Smith also reports McGowan had “specifically and directly instructed his wife to facilitate the attempted introduction of these documents into the institution by circumventing monitoring through the use of legal mail from an identified attorney.” This was because McGowan wanted to “evaluate the original reports for himself.”
This same memo also claims McGowan’s communication—speech—demonstrates he still supports “anarchist and radical environmental terrorist groups” and desires to “remain in an influential and leadership position among these groups.” That is, they are “terrorist groups” because they have been designated as such by the US government and not necessarily because the militant direct action or property damage they engage in actually amounts to “terrorism,” as no persons are typically ever physically harmed or killed. The actions are acts of vandalism punishable in a court of law, but whether they are terrorist acts is exceedingly questionable.
As McGowan declares, “The federal government may not agree with or like what I have to say about the environmental movement, or other social justice issues. I do not particularly care as the role of an activist is not to tailor one’s views to those in power.” Additionally, ”Aref v. Holder contends, everything I have written is core political speech that is protected by the First Amendment. It may be true that courts have held that a prisoner’s freedom of speech is more restricted than that of other members of the public. But no court has ever said that means that a prisoner is not free to express political views and beliefs that pose no danger to prison security and do not involve criminal acts.”
Both of the memos fail to report specific criminal or violent acts that McGowan might have been advocating be committed. Nor do they draw a link between his writings and any acts committed while in prison.

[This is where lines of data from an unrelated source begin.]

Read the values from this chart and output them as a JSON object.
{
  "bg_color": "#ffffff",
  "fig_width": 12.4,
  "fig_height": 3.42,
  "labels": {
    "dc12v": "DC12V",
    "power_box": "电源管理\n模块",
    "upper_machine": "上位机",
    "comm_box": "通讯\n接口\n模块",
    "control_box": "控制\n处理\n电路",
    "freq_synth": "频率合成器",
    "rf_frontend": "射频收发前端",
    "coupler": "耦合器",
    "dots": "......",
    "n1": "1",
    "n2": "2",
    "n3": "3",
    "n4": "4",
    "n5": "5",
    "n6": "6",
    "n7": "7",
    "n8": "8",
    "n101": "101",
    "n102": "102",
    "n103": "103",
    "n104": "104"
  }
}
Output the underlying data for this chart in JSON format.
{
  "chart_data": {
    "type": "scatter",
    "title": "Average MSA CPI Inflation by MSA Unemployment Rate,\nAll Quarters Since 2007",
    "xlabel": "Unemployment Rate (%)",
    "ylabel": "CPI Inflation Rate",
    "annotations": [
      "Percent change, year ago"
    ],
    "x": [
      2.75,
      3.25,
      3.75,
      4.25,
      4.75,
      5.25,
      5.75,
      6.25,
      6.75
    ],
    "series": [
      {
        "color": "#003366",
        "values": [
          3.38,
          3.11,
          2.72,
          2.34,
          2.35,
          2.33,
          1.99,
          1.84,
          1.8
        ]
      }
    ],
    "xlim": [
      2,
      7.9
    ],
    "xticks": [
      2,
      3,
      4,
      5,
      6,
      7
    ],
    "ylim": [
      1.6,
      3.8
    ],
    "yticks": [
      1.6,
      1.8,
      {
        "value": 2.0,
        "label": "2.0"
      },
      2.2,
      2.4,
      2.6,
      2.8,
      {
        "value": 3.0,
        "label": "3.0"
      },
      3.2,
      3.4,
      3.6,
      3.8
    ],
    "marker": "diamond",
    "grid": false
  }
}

CMUs are used by the Bureau of Prisons to disproportionately target Muslim inmates, particularly those in prison on non-violent material support for terrorism charges. In fact, the Center for Constitutional Rights (CCR) is arguing his case along with Yassin Aref, who was transferred to a CMU after he told fellow prisoners during group prayer they were sent to a “psychologically abusive unit because they were Muslim” and should “‘stand firm, stand strong, to stand steadfast’ even though the CMU is ‘a hard place.’” There was no warning or finding he had violated prison rules with these remarks yet Smith recommended he be put in isolation for his speech.
It is estimated, according to CCR, that 72% of the population at the Marion CMU is Muslim, 1,200% “higher than the national average of Muslim prisoners in federal prison facilities.” The Terre Haute CMU population is “approximately two-thirds
Muslim,” an overrepresentation of 1,000%.” These statistics include African Americans who have converted to Islam and prisoners who are of Middle Eastern descent. They show the war on Muslims is not limited to racial profiling, warrantless surveillance and preemptive prosecutions but also include a sinister form of punishment, where they are isolated for indefinite periods for engaging in freedom of speech that condemns the prison or other US government agencies and policies.
As McGowan concludes from experience, “It is becoming increasingly clear that the [Bureau of Prisons] is using these units to silence people, and to crack down on unpopular political speech. They have become units where the [Bureau of Prisons] can dump prisoners they have issues with or whose political beliefs they find anathema. In the months that come, with CCR’s help, I hope to prove that in court and show what is happening at the CMUs. This needs to be dragged into the sunlight.”